The Pipe Nebula, a large nearby molecular cloud, lacks obvious signposts of star formation in all but one of more than 130 dust extinction cores that have been identified within it. In order to quantitatively determine the current level of star formation activity in the Pipe Nebula, we analyzed 13 square degrees of sensitive mid-infrared maps of the entire cloud, obtained with the Multiband Imaging Photometer for Spitzer at wavelengths of 24 micron and 70 micron, to search for candidate young stellar objects (YSOs) in the high-extinction regions. We argue that our search is complete for class I and typical class II YSOs with bolometric luminosities of about 0.2 solar luminosities and greater. We find only 18 candidate YSOs in the high-extinction regions of the entire Pipe cloud. Twelve of these sources are previously known members of a small cluster associated with Barnard 59, the largest and most massive dense core in the cloud.

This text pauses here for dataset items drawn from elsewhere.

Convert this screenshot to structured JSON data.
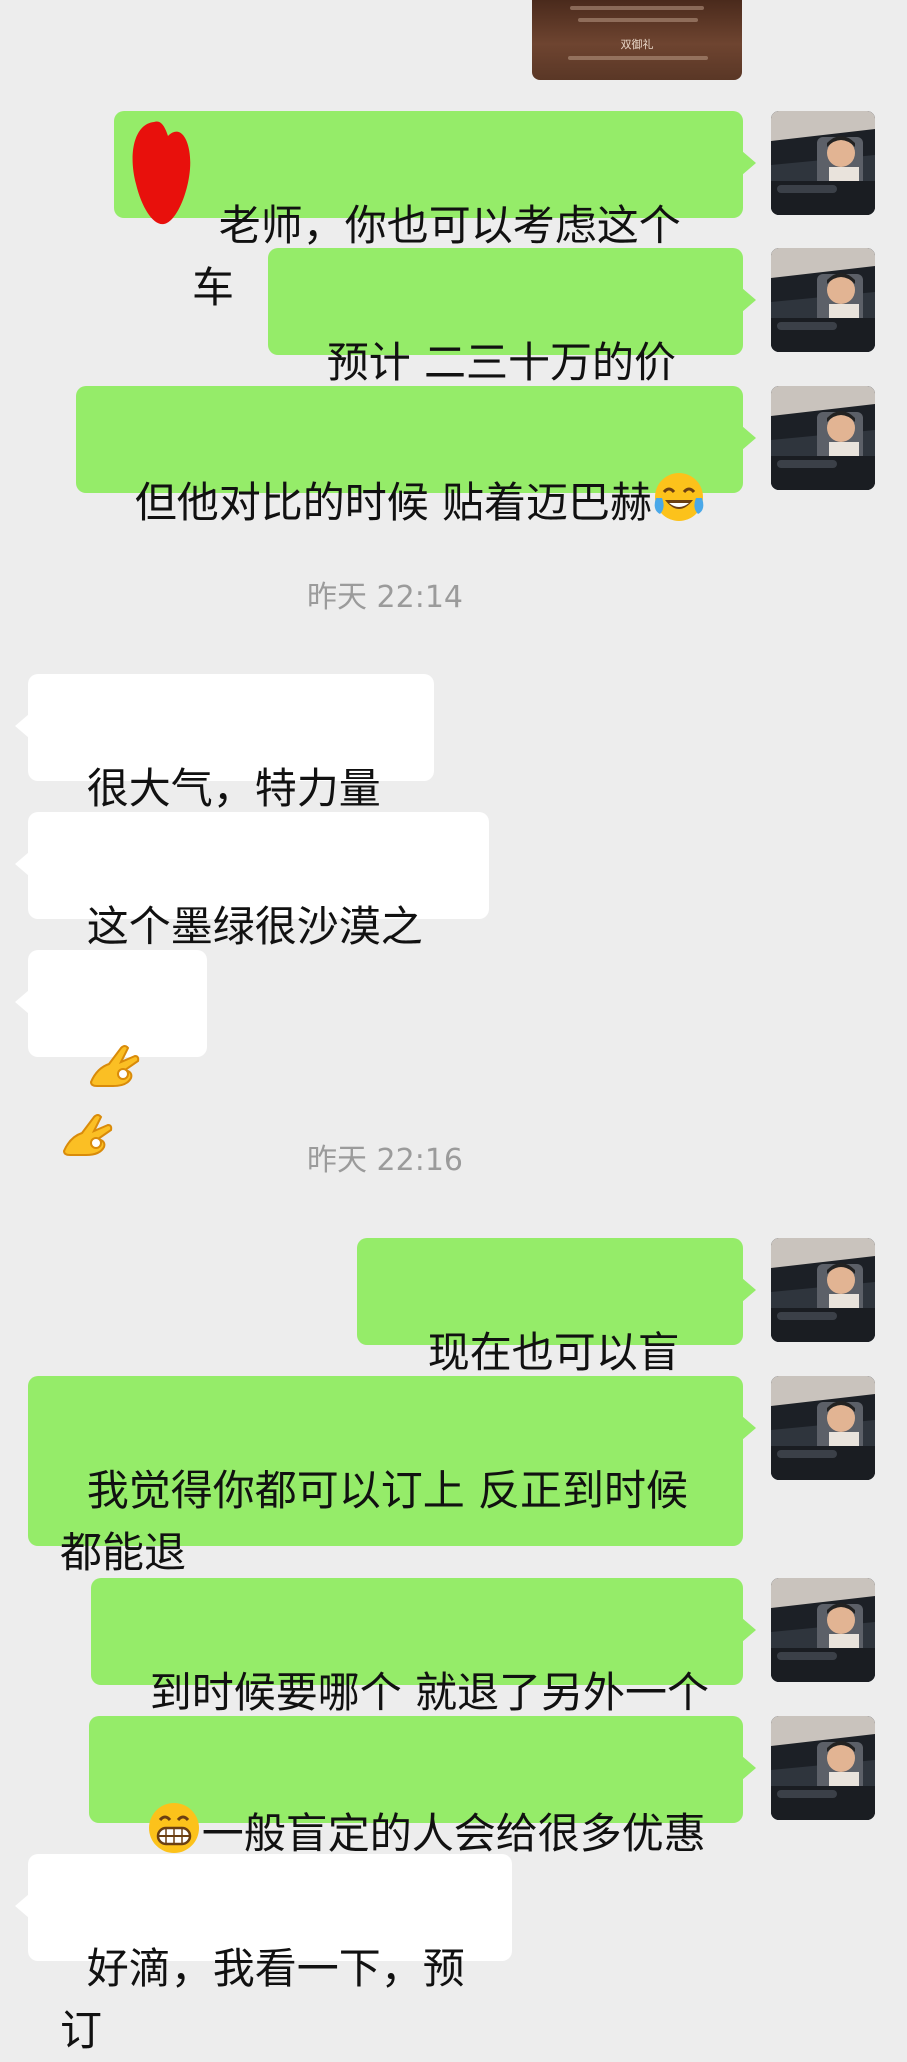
{
  "shared_image": {
    "caption": "双御礼"
  },
  "timestamps": {
    "t1": "昨天 22:14",
    "t2": "昨天 22:16"
  },
  "messages": {
    "m1": "老师，你也可以考虑这个车",
    "m2": "预计 二三十万的价格",
    "m3": "但他对比的时候 贴着迈巴赫",
    "m4": "很大气，特力量感",
    "m5": "这个墨绿很沙漠之舟",
    "m6": "👌👌",
    "m7": "现在也可以盲订",
    "m8": "我觉得你都可以订上 反正到时候都能退",
    "m9": "到时候要哪个 就退了另外一个",
    "m10": "一般盲定的人会给很多优惠",
    "m11": "好滴，我看一下，预订"
  },
  "icons": {
    "laugh_emoji": "tears-of-joy-emoji",
    "grin_emoji": "grinning-emoji",
    "ok_emoji": "ok-hand-emoji"
  },
  "colors": {
    "background": "#ededed",
    "outgoing_bubble": "#95ec69",
    "incoming_bubble": "#ffffff",
    "timestamp_text": "#9b9b9b"
  }
}
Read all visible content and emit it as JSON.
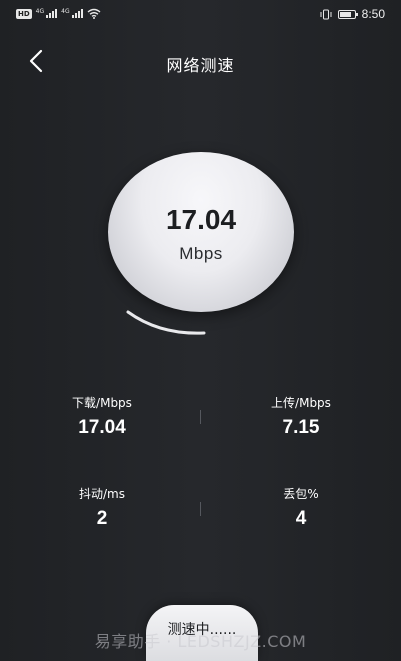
{
  "status_bar": {
    "hd_badge": "HD",
    "network_1": "4G",
    "network_2": "4G",
    "time": "8:50",
    "icons": [
      "hd-icon",
      "signal-icon",
      "signal-icon",
      "wifi-icon",
      "vibrate-icon",
      "battery-icon"
    ],
    "battery_level": 0.8
  },
  "header": {
    "title": "网络测速",
    "back_icon": "chevron-left-icon"
  },
  "gauge": {
    "value": "17.04",
    "unit": "Mbps"
  },
  "stats": {
    "download": {
      "label": "下载/Mbps",
      "value": "17.04"
    },
    "upload": {
      "label": "上传/Mbps",
      "value": "7.15"
    },
    "jitter": {
      "label": "抖动/ms",
      "value": "2"
    },
    "packet_loss": {
      "label": "丢包%",
      "value": "4"
    }
  },
  "bottom": {
    "button_label": "测速中......",
    "watermark": "易享助手 · LEDSHZJZ.COM"
  },
  "colors": {
    "background": "#232528",
    "gauge": "#ececf0",
    "text": "#ffffff",
    "button": "#f4f4f6"
  }
}
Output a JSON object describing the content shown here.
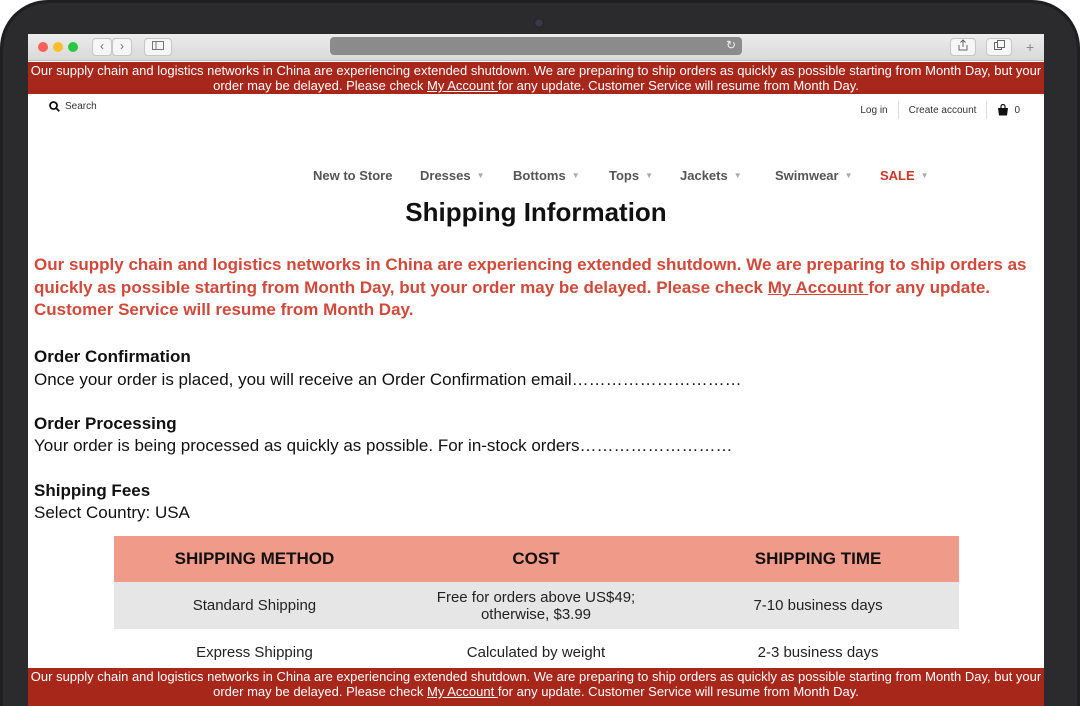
{
  "banner": {
    "part1": "Our supply chain and logistics networks in China are experiencing extended shutdown. We are preparing to ship orders as quickly as possible starting from Month Day, but your order may be delayed. Please check ",
    "link": "My Account ",
    "part2": "for any update. Customer Service will resume from Month Day."
  },
  "header": {
    "search_label": "Search",
    "login_label": "Log in",
    "create_account_label": "Create account",
    "cart_count": "0"
  },
  "nav": {
    "items": [
      {
        "label": "New to Store"
      },
      {
        "label": "Dresses"
      },
      {
        "label": "Bottoms"
      },
      {
        "label": "Tops"
      },
      {
        "label": "Jackets"
      },
      {
        "label": "Swimwear"
      },
      {
        "label": "SALE"
      }
    ],
    "sale_color": "#c9362a"
  },
  "page": {
    "title": "Shipping Information",
    "notice_part1": "Our supply chain and logistics networks in China are experiencing extended shutdown. We are preparing to ship orders as quickly as possible starting from Month Day, but your order may be delayed. Please check ",
    "notice_link": "My Account ",
    "notice_part2": "for any update. Customer Service will resume from Month Day.",
    "notice_color": "#d0493a"
  },
  "sections": {
    "order_confirmation": {
      "heading": "Order Confirmation",
      "text": "Once your order is placed, you will receive an Order Confirmation email…………………………"
    },
    "order_processing": {
      "heading": "Order Processing",
      "text": "Your order is being processed as quickly as possible. For in-stock orders………………………"
    },
    "shipping_fees": {
      "heading": "Shipping Fees",
      "text": "Select Country: USA"
    }
  },
  "shipping_table": {
    "headers": [
      "SHIPPING METHOD",
      "COST",
      "SHIPPING TIME"
    ],
    "header_color": "#f09a8a",
    "rows": [
      [
        "Standard Shipping",
        "Free for orders above US$49; otherwise, $3.99",
        "7-10 business days"
      ],
      [
        "Express Shipping",
        "Calculated by weight",
        "2-3 business days"
      ]
    ]
  },
  "colors": {
    "banner_bg": "#a8271b"
  }
}
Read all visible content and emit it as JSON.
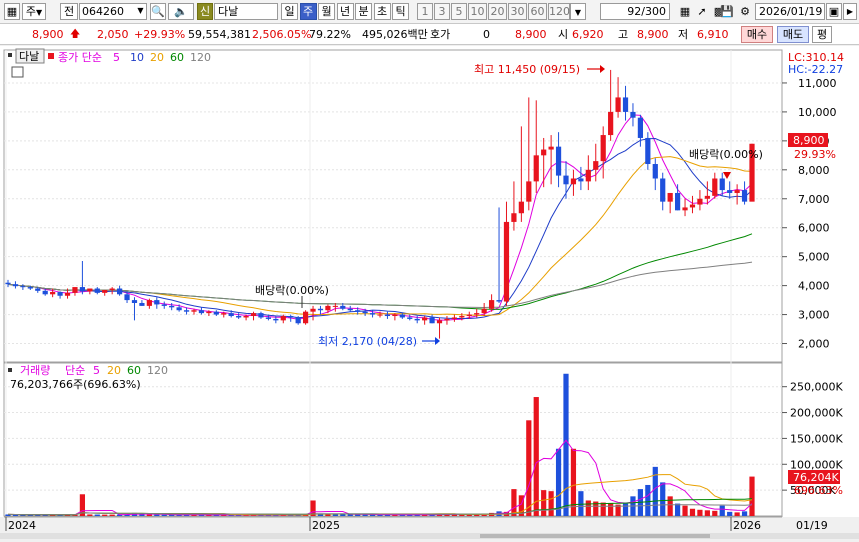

With only six candidate class I and class II YSOs detected toward extinction cores outside of this cluster, our findings emphatically confirm the notion of an extremely low level of star formation activity in the Pipe Nebula. The resulting star formation efficiency for the entire cloud mass is only 0.06%. X-ray observations allow us to extend our survey to constrain any population of classical and weak-line T Tauri stars. In a first step, we use the ROSAT All-Sky Survey to constrain any overall T Tauri star population of the Pipe Nebula. Subsequently, we use XMM-Newton observations pointed at three high-extinction regions within the Pipe Nebula to analyze these regions at higher sensitivity. The X-ray data contain no indications of an additional YSO population and corroborate our previous Spitzer result that the star formation efficiency of the Pipe Nebula is extremely low.